137. They received instruction, they spake before him,

138. [...] unto [...].

139. [...] of Marduk may the gods [...].

140. [May] they [... his ] name [...]!

141. [...] they took and [...];

142. [...]! 1


93:1 The title Tutu is there explained as ba-a-nu, " creator," while its two component parts (TU + TU) occur in the Sumerian version of the line as the equivalents of la-nu-u and e-di-shu.

97:1 The text of the commentary read mu-kin, i.e. "the Founder of Purification"; for other variant readings in the line, see Appendix I.

99:1 Literally, "the black-headed ones."

103:1 In the margin of the fragment K. 13,761 every tenth line is indicated by the figure "10."

105:1 The word durmahu was employed as a Babylonian priestly title. It may here be rendered by some such general phrase as "ruler," unless it is to be taken as a proper name.

107:1 ... The expression shu-arkât, literally "the beginning—the future," may be taken as implying Marduk's complete control over the world, both at its creation and during its subsequent existence. It is possible that s'u-nu is the pronominal suffix and should be attached to the preceding word, i.e. rêsh-arkâtu-shu-nu, "their beginning and future," that is, "the beginning and future of mankind."

107:2 I.e., mankind.

111:1 From the commentary R. 366, etc., and the explanatory text S. 747, it may be concluded that the Seventh Tablet, in its original form, ended at 1. 124. It is probable that ll. 125-142 were added as an epilogue at the time when the composition was incorporated in the Creation Series (see Appendix I).

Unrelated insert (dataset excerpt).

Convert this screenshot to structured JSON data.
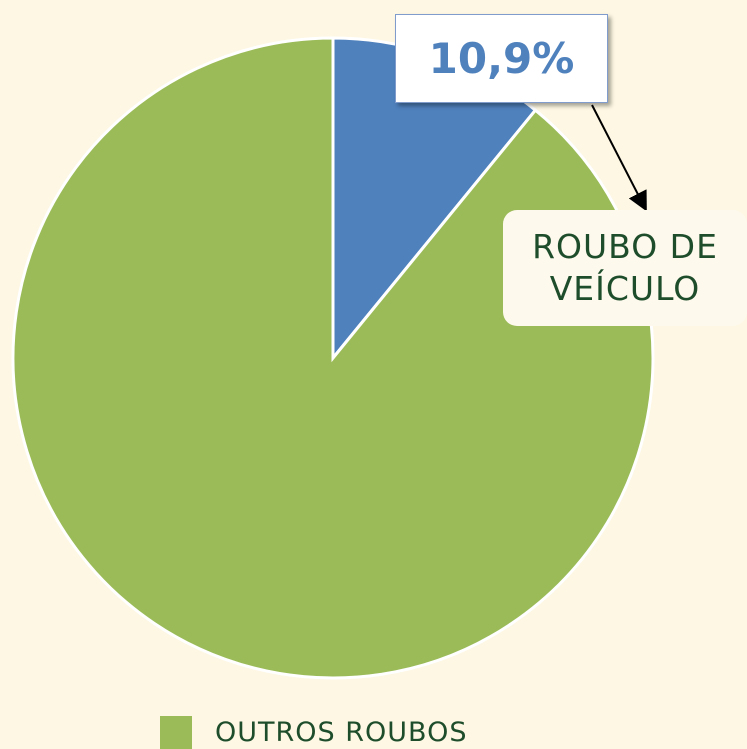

111:2 I.e., the names of Marduk.

115:1 This is probably the last line of the tablet. It may here be noted that, for the text of the Seventh Tablet given in the preceding pages, only those fragments have been used which are proved by the commentaries to contain missing portions of the text. Several other fragments, which from their contents and style of writing may possibly belong to copies of the text, have not been. included. The text of one such fragment (S. 2,013) is of peculiar interest and is given in Appendix II; in l. 10 f. it refers to Ti-amat e-li-ti and Ti-amat shap-li-ti, "The Ocean (Tiamat) which is above" and "The Ocean (Tiamat) which is beneath," a close parallel to "the waters which were above the firmament" and "the waters which were under the firmament" of Gen. i, 7; see the Introduction.